There was a widespread Epidemic of Zika virus in 2015 which was mainly spread by Aedes mosquitos. Due to its sudden emergence as a deadly human pathogen, it created a lot of chaos among the general people. One of the problems was to determine the intensity of spread of the virus with a large number of records. In this paper, the authors have presented the method for clustering of Zika virus epidemic using Gaussian mixture. The data complexity is reduced by using Entropy-based ranking. It calculates the Information gain from each attribute. Therefore by retaining the most significant data the authors increased the accuracy of the system and producing faster results.

Number of clusters (k) is the important criteria for the determining the accurate knowledge from the data. For k=2, Gaussians would not be able to provide much understanding. Increasing the number of clusters to k=3 and further to k=4, provide a much accurate insight from the data. As the number of clusters increases, the farther data points also contribute more to the information, thus deriving greater knowledge from the data. However, increasing the number of cluster further may not provide any significant difference in the result and will take more amounts of computation and other resources.
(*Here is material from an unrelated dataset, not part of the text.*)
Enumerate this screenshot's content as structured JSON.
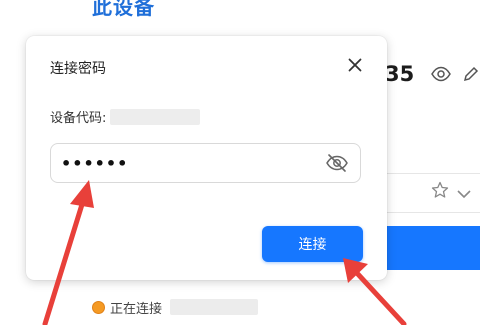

The Gaussian mixture model is the appropriate model of clustering for this study, as it is a type of soft clustering method, which considers mean, variance and weight of the clusters. Using this clustering method, the major locations, types and reported dates are found, which can be useful in understanding the spread of the virus. The program can work on any numeric type dataset, and form appropriate Gaussian clusters to provide some insight from the data. In future, the present study can be expanded to include the visualization of these clusters and the spread of the virus in the world during the epidemic in real time. Also this method can be used to analyse the spread of any other epidemic in the future.